Let $$\omega = \frac{1}{z}\mathrm{d}x\wedge\mathrm{d}y - \frac{1}{y}\mathrm{d}x\wedge\mathrm{d}z + \frac{1}{x}\mathrm{d}y\wedge\mathrm{d}z$$ defined on the open subset of $\mathbb{R}^3$ $\{(x,y,z)\mid xyz \neq 0\}$. Find the integral of $\omega$ on the ellipsoid $$\frac{x^2}{a^2}+\frac{y^2}{c^2}+\frac{z^2}{c^2}=1$$
Now what I did was taking the following parametrization of the ellipsoid: $$x = a\cos\theta\sin\phi,\; y= b\sin\theta\sin\phi,\; z=c\cos\phi$$ where $(\theta, \phi) \in [0,2\pi]\times [0,\pi]$. Now something that is annoying me is the fact that the parametrization is not injective in $[0,2\pi]\times [0,\pi]$, so I thought about removing a parallel and a meridian of the ellipsoid, that is, taking $(0,2\pi)\times(0,\pi)$ instead, since what I'm removing has measure zero and therefore doesn't contribute at all to the value of the integral (I'm not really sure if this is how I should proceed or if it doesn't make sense at all, so some help clarifying that would be helpful too).
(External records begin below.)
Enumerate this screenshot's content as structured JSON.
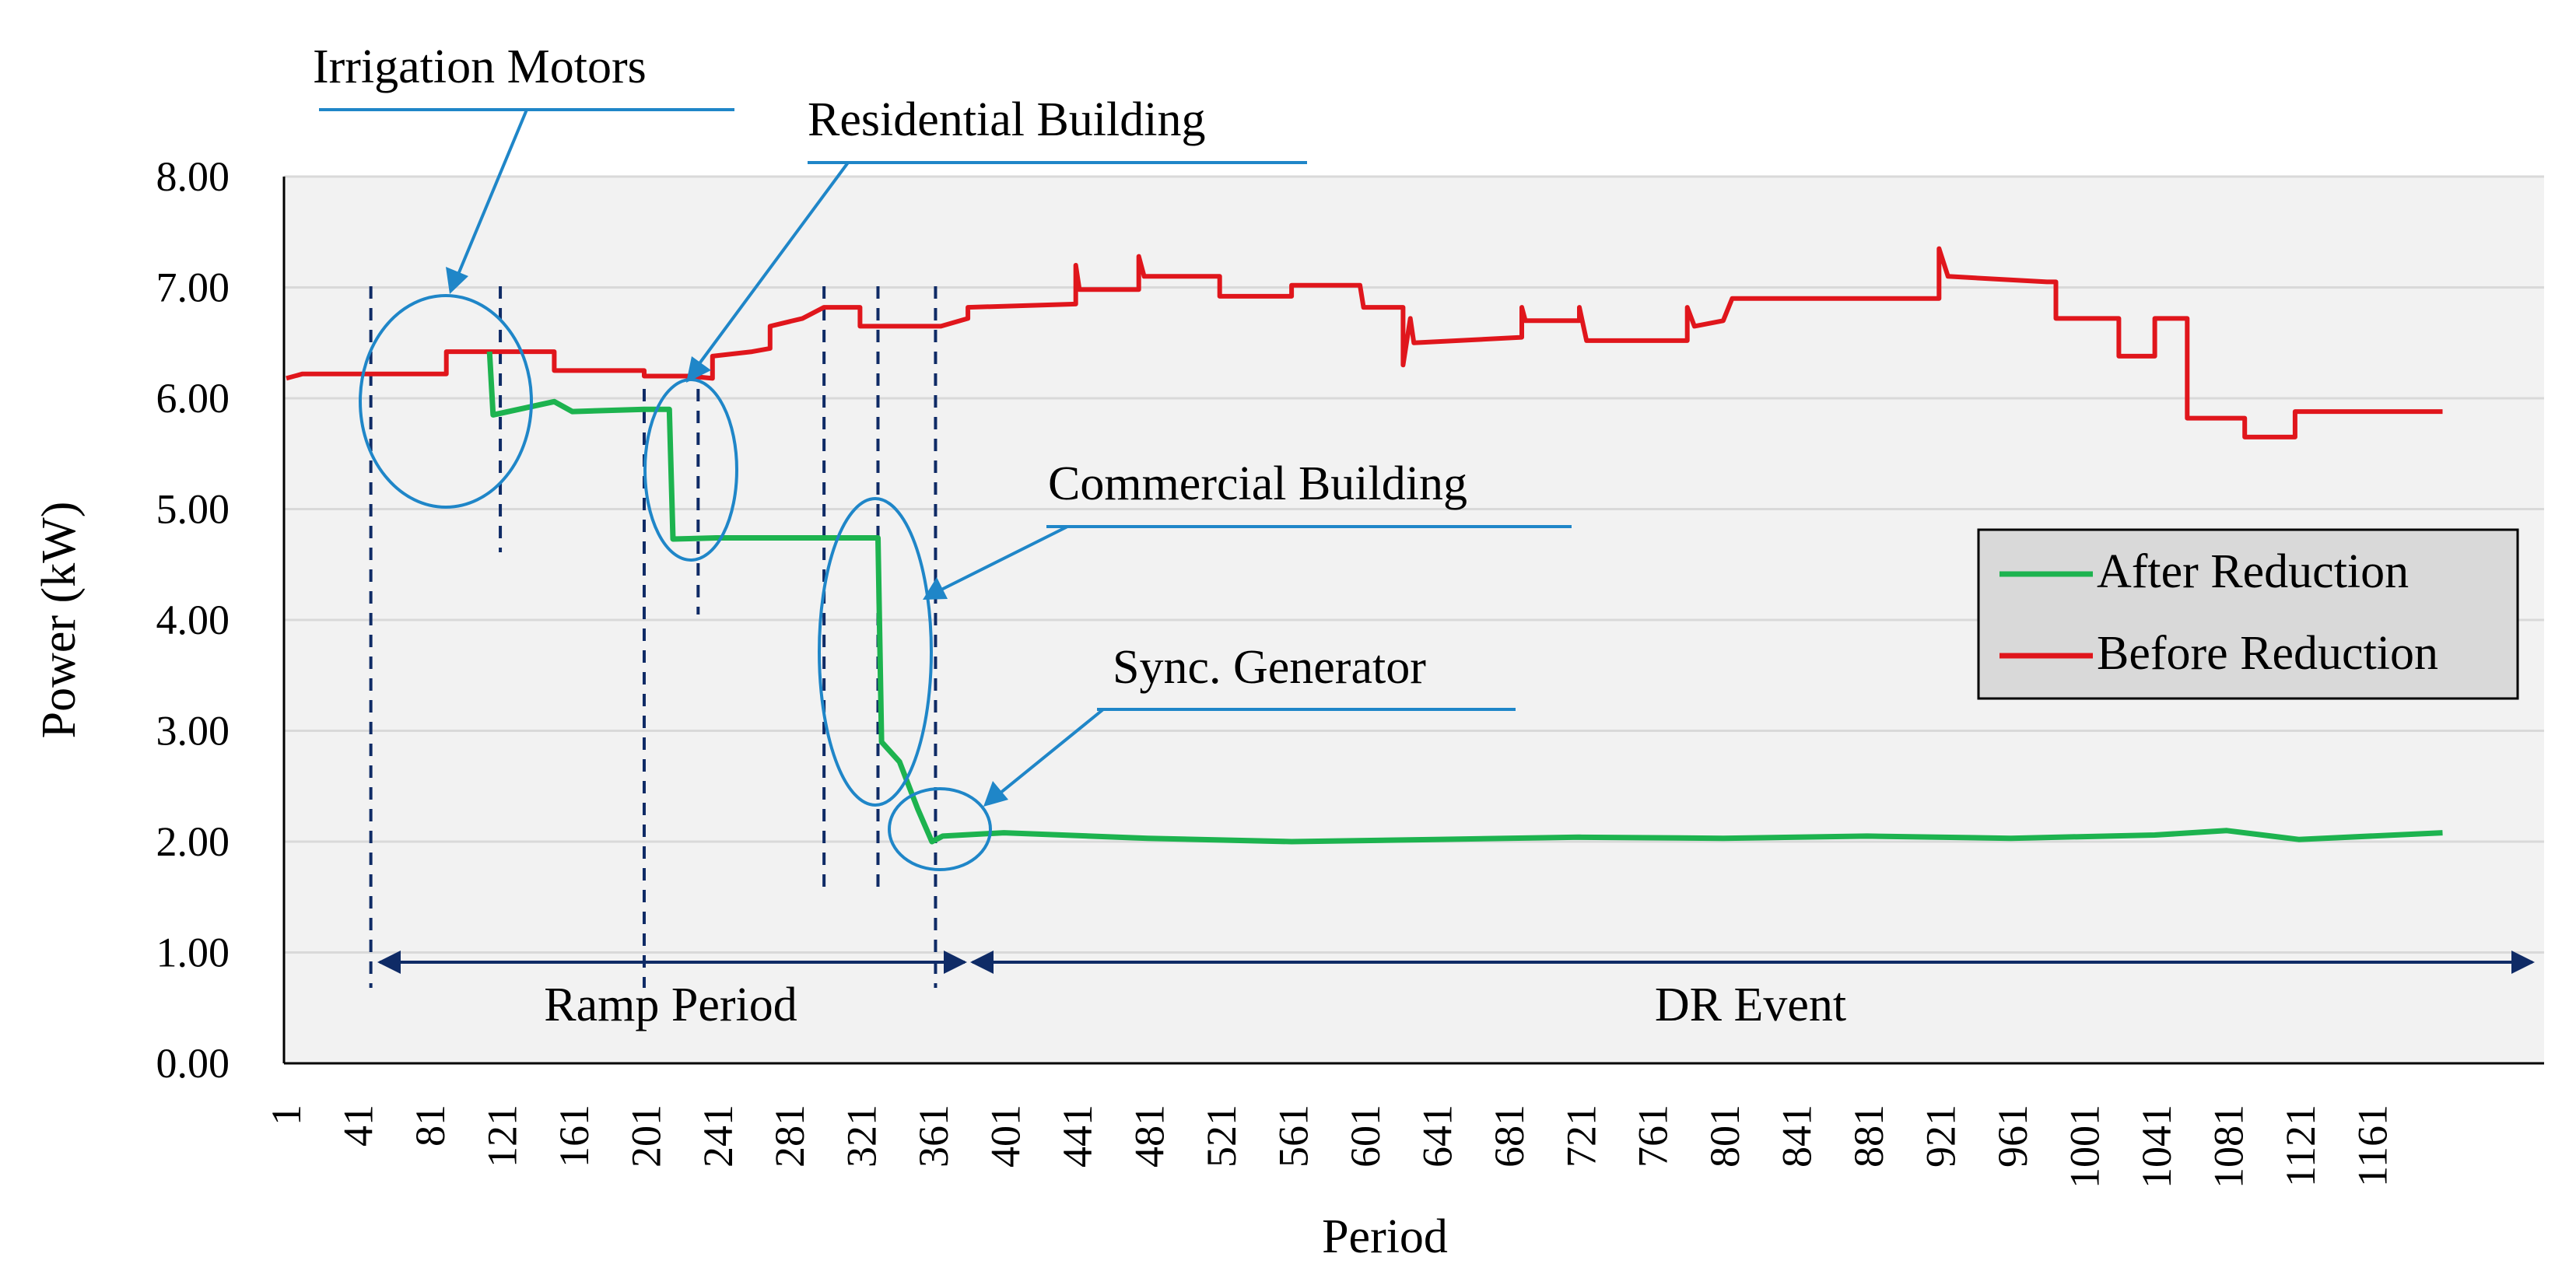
{
  "chart_data": {
    "type": "line",
    "title": "",
    "xlabel": "Period",
    "ylabel": "Power (kW)",
    "ylim": [
      0,
      8
    ],
    "xlim": [
      1,
      1200
    ],
    "y_ticks": [
      "0.00",
      "1.00",
      "2.00",
      "3.00",
      "4.00",
      "5.00",
      "6.00",
      "7.00",
      "8.00"
    ],
    "x_ticks": [
      "1",
      "41",
      "81",
      "121",
      "161",
      "201",
      "241",
      "281",
      "321",
      "361",
      "401",
      "441",
      "481",
      "521",
      "561",
      "601",
      "641",
      "681",
      "721",
      "761",
      "801",
      "841",
      "881",
      "921",
      "961",
      "1001",
      "1041",
      "1081",
      "1121",
      "1161"
    ],
    "grid": true,
    "legend_position": "right",
    "series": [
      {
        "name": "Before Reduction",
        "color": "#e0161c",
        "points": [
          [
            1,
            6.18
          ],
          [
            10,
            6.22
          ],
          [
            60,
            6.22
          ],
          [
            90,
            6.22
          ],
          [
            90,
            6.42
          ],
          [
            120,
            6.42
          ],
          [
            150,
            6.42
          ],
          [
            150,
            6.25
          ],
          [
            200,
            6.25
          ],
          [
            200,
            6.2
          ],
          [
            225,
            6.2
          ],
          [
            238,
            6.18
          ],
          [
            238,
            6.38
          ],
          [
            260,
            6.42
          ],
          [
            270,
            6.45
          ],
          [
            270,
            6.65
          ],
          [
            288,
            6.72
          ],
          [
            300,
            6.82
          ],
          [
            320,
            6.82
          ],
          [
            320,
            6.65
          ],
          [
            365,
            6.65
          ],
          [
            380,
            6.72
          ],
          [
            380,
            6.82
          ],
          [
            440,
            6.85
          ],
          [
            440,
            7.2
          ],
          [
            442,
            6.98
          ],
          [
            475,
            6.98
          ],
          [
            475,
            7.28
          ],
          [
            478,
            7.1
          ],
          [
            520,
            7.1
          ],
          [
            520,
            6.92
          ],
          [
            560,
            6.92
          ],
          [
            560,
            7.02
          ],
          [
            598,
            7.02
          ],
          [
            600,
            6.82
          ],
          [
            622,
            6.82
          ],
          [
            622,
            6.3
          ],
          [
            626,
            6.72
          ],
          [
            628,
            6.5
          ],
          [
            688,
            6.55
          ],
          [
            688,
            6.82
          ],
          [
            690,
            6.7
          ],
          [
            720,
            6.7
          ],
          [
            720,
            6.82
          ],
          [
            724,
            6.52
          ],
          [
            780,
            6.52
          ],
          [
            780,
            6.82
          ],
          [
            784,
            6.65
          ],
          [
            800,
            6.7
          ],
          [
            805,
            6.9
          ],
          [
            890,
            6.9
          ],
          [
            920,
            6.9
          ],
          [
            920,
            7.35
          ],
          [
            925,
            7.1
          ],
          [
            980,
            7.05
          ],
          [
            985,
            7.05
          ],
          [
            985,
            6.72
          ],
          [
            1020,
            6.72
          ],
          [
            1020,
            6.38
          ],
          [
            1040,
            6.38
          ],
          [
            1040,
            6.72
          ],
          [
            1058,
            6.72
          ],
          [
            1058,
            5.82
          ],
          [
            1090,
            5.82
          ],
          [
            1090,
            5.65
          ],
          [
            1118,
            5.65
          ],
          [
            1118,
            5.88
          ],
          [
            1175,
            5.88
          ],
          [
            1200,
            5.88
          ]
        ]
      },
      {
        "name": "After Reduction",
        "color": "#1db34f",
        "points": [
          [
            114,
            6.42
          ],
          [
            116,
            5.85
          ],
          [
            150,
            5.97
          ],
          [
            160,
            5.88
          ],
          [
            200,
            5.9
          ],
          [
            214,
            5.9
          ],
          [
            216,
            4.73
          ],
          [
            240,
            4.74
          ],
          [
            300,
            4.74
          ],
          [
            330,
            4.74
          ],
          [
            332,
            2.9
          ],
          [
            342,
            2.72
          ],
          [
            352,
            2.3
          ],
          [
            360,
            2.0
          ],
          [
            366,
            2.05
          ],
          [
            400,
            2.08
          ],
          [
            480,
            2.03
          ],
          [
            560,
            2.0
          ],
          [
            640,
            2.02
          ],
          [
            720,
            2.04
          ],
          [
            800,
            2.03
          ],
          [
            880,
            2.05
          ],
          [
            960,
            2.03
          ],
          [
            1040,
            2.06
          ],
          [
            1080,
            2.1
          ],
          [
            1120,
            2.02
          ],
          [
            1200,
            2.08
          ]
        ]
      }
    ],
    "annotations": [
      {
        "text": "Irrigation Motors"
      },
      {
        "text": "Residential Building"
      },
      {
        "text": "Commercial Building"
      },
      {
        "text": "Sync. Generator"
      }
    ],
    "periods": [
      {
        "text": "Ramp Period",
        "range": [
          48,
          362
        ]
      },
      {
        "text": "DR Event",
        "range": [
          362,
          1200
        ]
      }
    ],
    "dashed_markers": [
      48,
      120,
      200,
      230,
      300,
      330,
      362
    ]
  }
}
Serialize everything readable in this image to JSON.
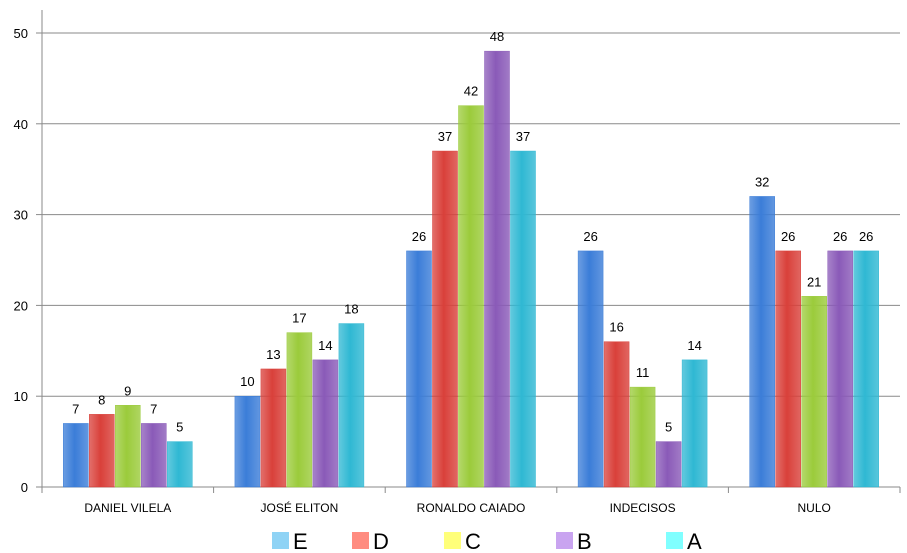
{
  "chart_data": {
    "type": "bar",
    "categories": [
      "DANIEL VILELA",
      "JOSÉ ELITON",
      "RONALDO CAIADO",
      "INDECISOS",
      "NULO"
    ],
    "series": [
      {
        "name": "E",
        "color": "#3B7DD8",
        "values": [
          7,
          10,
          26,
          26,
          32
        ]
      },
      {
        "name": "D",
        "color": "#D9403A",
        "values": [
          8,
          13,
          37,
          16,
          26
        ]
      },
      {
        "name": "C",
        "color": "#9BCB3B",
        "values": [
          9,
          17,
          42,
          11,
          21
        ]
      },
      {
        "name": "B",
        "color": "#8A5AB8",
        "values": [
          7,
          14,
          48,
          5,
          26
        ]
      },
      {
        "name": "A",
        "color": "#2FB8D3",
        "values": [
          5,
          18,
          37,
          14,
          26
        ]
      }
    ],
    "legend_colors": [
      "#8FD3F5",
      "#FF8C80",
      "#FFFF7A",
      "#C9A4F0",
      "#80FFFF"
    ],
    "ylim": [
      0,
      50
    ],
    "yticks": [
      0,
      10,
      20,
      30,
      40,
      50
    ],
    "grid": true,
    "legend": "bottom",
    "data_labels": true
  }
}
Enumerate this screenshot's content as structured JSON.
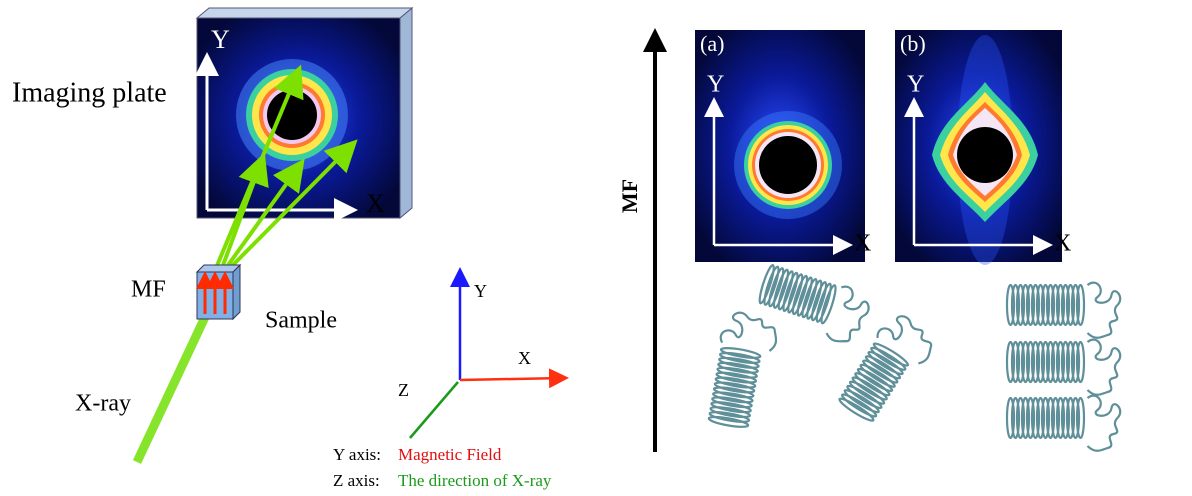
{
  "left": {
    "imaging_plate": {
      "label": "Imaging plate",
      "y_axis": "Y",
      "x_axis": "X"
    },
    "sample": {
      "field_label": "MF",
      "label": "Sample"
    },
    "xray_label": "X-ray",
    "axes": {
      "y": "Y",
      "x": "X",
      "z": "Z"
    },
    "legend": [
      {
        "axis": "Y  axis:",
        "meaning": "Magnetic Field"
      },
      {
        "axis": "Z  axis:",
        "meaning": "The direction of X-ray"
      }
    ]
  },
  "right": {
    "arrow_label": "MF",
    "panels": [
      {
        "label": "(a)",
        "y_axis": "Y",
        "x_axis": "X"
      },
      {
        "label": "(b)",
        "y_axis": "Y",
        "x_axis": "X"
      }
    ]
  }
}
Now I compute $\mathrm{d}x, \mathrm{d}y$ and $\mathrm{d}z$ in terms of $\theta, \phi$, and I get $$\begin{align*} \mathrm{d}x &= -a\sin\theta\sin\phi\mathrm{d}\theta + a\cos\theta\cos\phi\mathrm{d}\phi\\ \mathrm{d}y &= b\cos\theta\sin\phi\mathrm{d}\theta + b\sin\theta\cos\phi\mathrm{d}\phi\\ \mathrm{d}z &=-c\sin\theta\mathrm{d}\phi \end{align*}$$ and computing the wedge products, I finally get $$\varphi^{*}\omega = -\left(\frac{ab}{c} + \frac{ac}{b} + \frac{bc}{a} \right)\sin\phi \mathrm{d}\theta\wedge\mathrm{d}\phi$$ so if we let $M$ denote the ellipsoid with the meridian and parallel remove as explained above, then $$\begin{align*} \int_M \omega & = \int_U \varphi^*\omega = -\left(\frac{ab}{c} + \frac{ac}{b} + \frac{bc}{a} \right)\int_0^{2\pi}\int_0^{\pi}\sin\phi\mathop{d}\theta\mathop{d}\phi\\ & = -4\pi \left(\frac{ab}{c} + \frac{ac}{b} + \frac{bc}{a} \right) \end{align*}$$
So is this correct? Is there any way to simplify the calculations and arrive to the same result more easily? Thank you!